Writing, in war and in peace, is the same thing. The only difference is how you view yourself.... Mass death, revolutions and history make you reconsider things.

KHALED KHALIFA

"Syrian novelist Khaled Khalifa tells the stories of a bleeding, beautiful country", Syria Direct, March 23, 2017


There is only one way to make money at writing, and that is to marry a publisher's daughter.

GEORGE ORWELL

Down and Out in Paris and London

Tags: George Orwell


I don't begin a novel with a shopping list--the novel becomes my shopping list as I write it. It's like that joke about the violin maker who was asked how he made a violin and answered that he started with a piece of wood and removed everything that wasn't a violin. That's what I do when I'm writing a novel, except somehow I'm simultaneously generating the wood as I'm carving it.

WILLIAM GIBSON

The Paris Review, summer 2011


A great writer creates a world of his own and his readers are proud to live in it.
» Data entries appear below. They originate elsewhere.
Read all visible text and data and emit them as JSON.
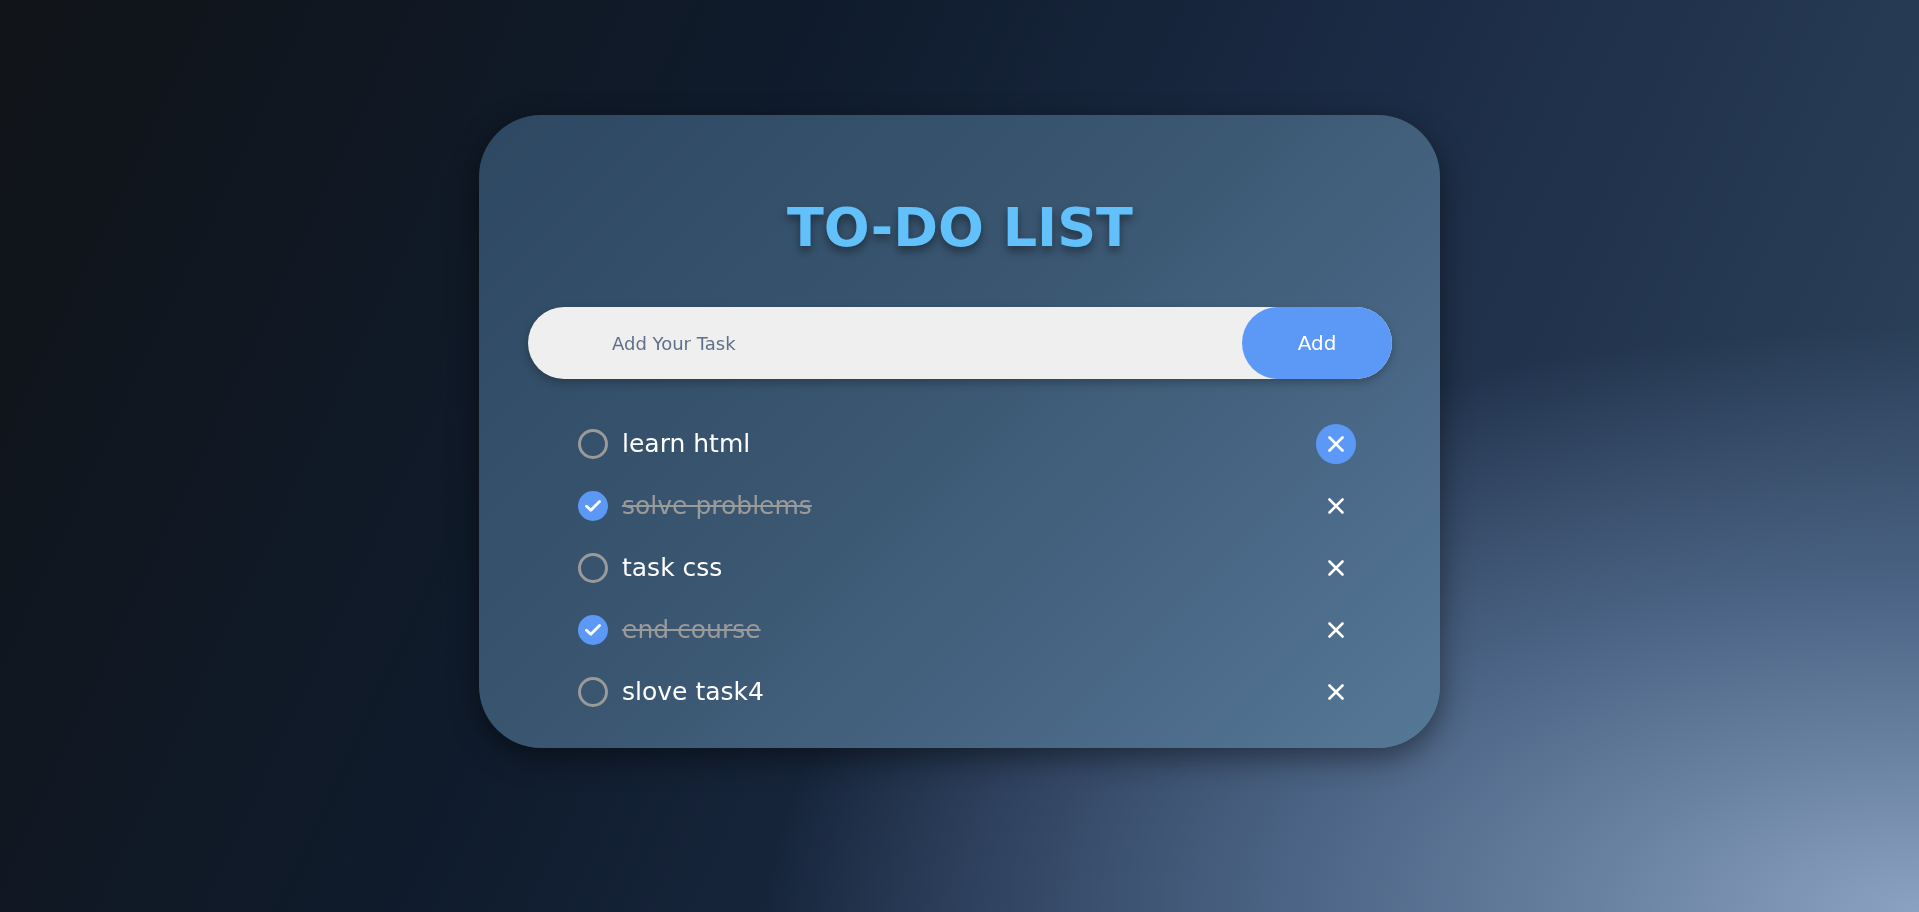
{
  "title": "TO-DO LIST",
  "task_input": {
    "placeholder": "Add Your Task"
  },
  "add_button": "Add",
  "tasks": [
    {
      "text": "learn html",
      "checked": false,
      "highlighted": true
    },
    {
      "text": "solve problems",
      "checked": true,
      "highlighted": false
    },
    {
      "text": "task css",
      "checked": false,
      "highlighted": false
    },
    {
      "text": "end course",
      "checked": true,
      "highlighted": false
    },
    {
      "text": "slove task4",
      "checked": false,
      "highlighted": false
    }
  ]
}
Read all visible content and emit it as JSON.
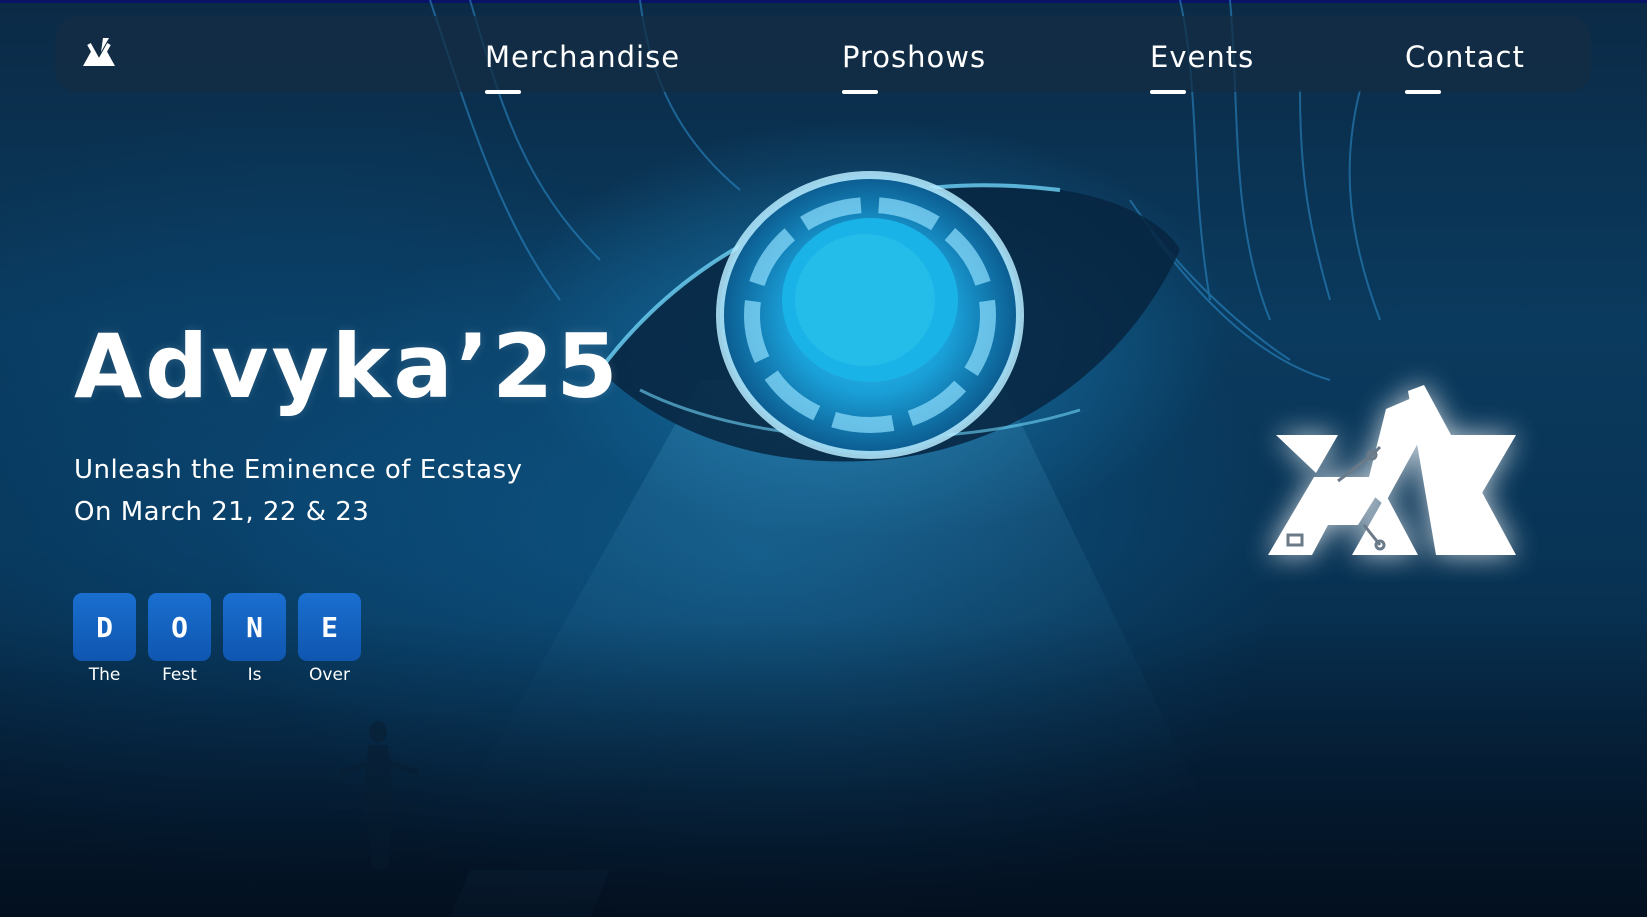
{
  "nav": {
    "items": [
      {
        "label": "Merchandise"
      },
      {
        "label": "Proshows"
      },
      {
        "label": "Events"
      },
      {
        "label": "Contact"
      }
    ]
  },
  "hero": {
    "title": "Advyka’25",
    "tagline": "Unleash the Eminence of Ecstasy",
    "dates": "On March 21, 22 & 23"
  },
  "countdown": [
    {
      "letter": "D",
      "caption": "The"
    },
    {
      "letter": "O",
      "caption": "Fest"
    },
    {
      "letter": "N",
      "caption": "Is"
    },
    {
      "letter": "E",
      "caption": "Over"
    }
  ],
  "colors": {
    "tile": "#1565c0",
    "text": "#ffffff",
    "background": "#0a3a5e"
  },
  "icons": {
    "nav_logo": "advyka-logo-icon",
    "hero_logo": "advyka-logo-icon"
  }
}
A lesser writer may entice them in for a moment, but soon he will watch them filing out.

CYRIL CONNOLLY

Enemies of Promise


All Writing Is Garbage. People who come out of nowhere to try to put into words any part of what goes on in their minds are pigs. The whole literary scene is a pigpen, especially today.

ANTONIN ARTAUD

Selected Writings

Tags: Antonin Artaud


I write because I hate. A lot. Hard.

WILLIAM H. GASS

The Paris Review, summer 1977

Tags: William H. Gass


When I am asked how or why I wrote this or that, I always find myself quite embarassed. I would gladly furnish not merely the questioner, but myself as well, with an exhaustive answer, but can never do so. I cannot recreate the context in its entirety, yet I wish that I could, so that at least the literature I myself make might be made slightly less of a mysterious process than bridge-building and bread-baking.

HEINRICH BÖLL

Nobel Lecture, May 2, 1973

Tags: Heinrich Böll


I gotta pound the keys for the ideas to flow.

KIRBY LARSON

interview, Author Turf, March 6, 2014

Tags: Kirby Larson


I never write in the daytime. It's like running through the shopping mall with your clothes off. Everybody can see you. At night ... that's when you pull the tricks ... magic.

CHARLES BUKOWSKI

Interview Magazine, September 1987

Tags: Charles Bukowski


Sometimes I think that my best writing comes from exposing my fears and vulnerabilities and hoping that nobody notices it's about me.